As a bastion of the British establishment the National Trust and its vast estate might seem impervious to the unpredictable pressures of the modern world.

As a bastion of the British establishment the National Trust and its vast estate might seem impervious to the unpredictable pressures of the modern world.

But on a regional visit to Norfolk yesterday, trust director-general Fiona Reynolds said that the pernicious threat of global warming was already changing the face of its 300 historic buildings and gardens.

As she toured the imposing Tudor turrets and manicured gardens of Oxburgh Hall, in Oxborough, near Swaffham, the signs lay all around her.
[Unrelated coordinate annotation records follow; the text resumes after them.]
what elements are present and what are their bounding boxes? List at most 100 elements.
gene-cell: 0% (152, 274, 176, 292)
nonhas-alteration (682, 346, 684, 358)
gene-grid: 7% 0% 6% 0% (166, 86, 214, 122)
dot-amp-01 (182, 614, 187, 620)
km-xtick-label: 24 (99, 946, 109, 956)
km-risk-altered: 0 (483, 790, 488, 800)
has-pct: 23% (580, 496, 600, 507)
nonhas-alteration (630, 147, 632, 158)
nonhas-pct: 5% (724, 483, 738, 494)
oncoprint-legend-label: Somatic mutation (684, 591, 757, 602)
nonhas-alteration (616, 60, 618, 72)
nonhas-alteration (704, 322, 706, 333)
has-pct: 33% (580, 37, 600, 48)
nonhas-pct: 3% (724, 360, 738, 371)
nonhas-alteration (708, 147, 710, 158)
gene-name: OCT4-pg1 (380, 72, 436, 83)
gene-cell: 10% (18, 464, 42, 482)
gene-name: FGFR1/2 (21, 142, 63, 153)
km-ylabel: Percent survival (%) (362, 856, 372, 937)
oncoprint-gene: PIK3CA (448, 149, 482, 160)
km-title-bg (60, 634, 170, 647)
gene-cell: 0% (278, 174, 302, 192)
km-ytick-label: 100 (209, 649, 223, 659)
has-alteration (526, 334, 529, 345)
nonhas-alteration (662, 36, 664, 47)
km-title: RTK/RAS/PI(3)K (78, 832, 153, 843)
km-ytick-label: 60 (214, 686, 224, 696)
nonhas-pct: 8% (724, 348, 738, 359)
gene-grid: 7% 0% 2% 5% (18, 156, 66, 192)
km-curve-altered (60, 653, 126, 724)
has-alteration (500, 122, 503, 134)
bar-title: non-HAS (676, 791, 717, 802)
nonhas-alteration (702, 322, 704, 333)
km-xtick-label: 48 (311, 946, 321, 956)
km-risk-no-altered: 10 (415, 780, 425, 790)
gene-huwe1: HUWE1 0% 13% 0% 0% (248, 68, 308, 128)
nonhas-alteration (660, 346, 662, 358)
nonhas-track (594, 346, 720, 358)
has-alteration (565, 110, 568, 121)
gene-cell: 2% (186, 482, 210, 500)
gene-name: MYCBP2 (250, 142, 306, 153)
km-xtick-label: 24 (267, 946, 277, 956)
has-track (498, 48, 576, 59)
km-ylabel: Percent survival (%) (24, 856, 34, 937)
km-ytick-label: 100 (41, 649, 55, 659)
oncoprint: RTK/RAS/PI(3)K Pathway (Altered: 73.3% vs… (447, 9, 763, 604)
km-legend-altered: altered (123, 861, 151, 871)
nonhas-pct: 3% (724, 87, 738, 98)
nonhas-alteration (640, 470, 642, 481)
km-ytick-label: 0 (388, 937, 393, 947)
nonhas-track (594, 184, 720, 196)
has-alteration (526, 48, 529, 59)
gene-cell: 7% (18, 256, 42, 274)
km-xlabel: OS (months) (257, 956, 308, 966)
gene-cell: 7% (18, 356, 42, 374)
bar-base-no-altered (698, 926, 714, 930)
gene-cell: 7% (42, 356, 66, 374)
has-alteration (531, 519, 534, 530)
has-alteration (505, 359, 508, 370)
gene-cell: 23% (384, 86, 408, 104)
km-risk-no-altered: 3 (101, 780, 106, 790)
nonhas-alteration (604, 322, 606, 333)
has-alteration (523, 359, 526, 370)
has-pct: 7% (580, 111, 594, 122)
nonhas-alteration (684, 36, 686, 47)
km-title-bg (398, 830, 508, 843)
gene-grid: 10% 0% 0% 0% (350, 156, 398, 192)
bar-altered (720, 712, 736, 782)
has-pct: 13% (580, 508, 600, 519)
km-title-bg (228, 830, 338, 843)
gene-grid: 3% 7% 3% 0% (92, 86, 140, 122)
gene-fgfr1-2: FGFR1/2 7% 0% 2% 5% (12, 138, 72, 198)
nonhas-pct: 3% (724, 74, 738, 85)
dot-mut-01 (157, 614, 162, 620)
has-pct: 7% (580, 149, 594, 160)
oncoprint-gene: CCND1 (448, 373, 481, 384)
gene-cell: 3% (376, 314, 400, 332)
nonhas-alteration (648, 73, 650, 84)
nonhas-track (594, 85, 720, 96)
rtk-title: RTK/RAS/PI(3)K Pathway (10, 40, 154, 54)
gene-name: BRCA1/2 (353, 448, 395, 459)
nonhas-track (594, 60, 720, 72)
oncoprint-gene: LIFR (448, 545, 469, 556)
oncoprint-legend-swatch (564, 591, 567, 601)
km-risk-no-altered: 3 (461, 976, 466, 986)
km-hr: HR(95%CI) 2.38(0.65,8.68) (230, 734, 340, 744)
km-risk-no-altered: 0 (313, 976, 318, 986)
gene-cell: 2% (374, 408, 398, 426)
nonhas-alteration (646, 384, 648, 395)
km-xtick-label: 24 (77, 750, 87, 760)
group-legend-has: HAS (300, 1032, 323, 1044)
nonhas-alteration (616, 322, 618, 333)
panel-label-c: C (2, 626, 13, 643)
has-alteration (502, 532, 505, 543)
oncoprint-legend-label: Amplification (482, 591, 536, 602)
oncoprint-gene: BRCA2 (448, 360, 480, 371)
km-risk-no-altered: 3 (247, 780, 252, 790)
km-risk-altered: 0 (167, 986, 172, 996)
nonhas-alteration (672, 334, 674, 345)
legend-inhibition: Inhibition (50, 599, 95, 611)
The purple ageratum that had bloomed at the hall for decades died out in the blistering heat of August last year and has been replaced with a hardier variety, while the hall's small medieval guttering can no longer cope with the intensity of modern downpours.

Mrs Reynolds said it was impossible for the trust to "freeze" its estate in time and that its role today is to help manage this inevitable change as best it could.

"The challenge is meeting our promise to look after the premises forever for everyone and we really need the public support to be able to do that," she said.

"But we also live in a changing world and climate change is a very important factor that poses a big problem for the whole trust. Last year some of the planting at the hall died off and you have small medieval guttering that cannot cope with the intense rainfall these days.

"Across the trust we're asking things like 'Will the lawns be able to last all summer?' and how can you keep things looking the same in the face of changing seasons, increased coastal erosion and flooding?

"People come year after year and expect to see things not changing. The challenge is saying to them that conservation is about the management of change and not freezing things as they are."

The trust's roots lie in the county. Blickling Hall was the first property to come to the trust in 1940, and today, as well as managing stately home estates Sheringham Park and Felbrigg Hall, it owns a 10,000-acre swathe of countryside, shingle banks, marshes and sand dunes across the north Norfolk coast.

With 200,000 members in the East of England Mrs Reynolds said its holdings in Norfolk embodied the diversity of the trust's national portfolio of grand homes and sweeping countryside.

"For me Norfolk's diversity really encapsulates what the trust is about, from country manor houses and gardens such as this, to huge areas of beautiful open countryside," she said.

The trust recently completed a £1m visitors' centre at Sheringham Park and is looking at ways of improving public access to Blickling Hall and its estate.

Norfolk has 659 medieval churches, more per square mile than anywhere in the world.

But despite the difficulty faced by communities and diocese in meeting the cost of preserving and keeping these historic treasures open, Mrs Reynolds said it was not the role of the trust to intervene.

"We offer help and support to the various diocese and church preservation groups but we respect the fact that there are already existing institutions and the church belongs to the local community," she said.

She said that visitor numbers across the country were on the increase and the trust had got off to a great start this year with strong numbers at Easter.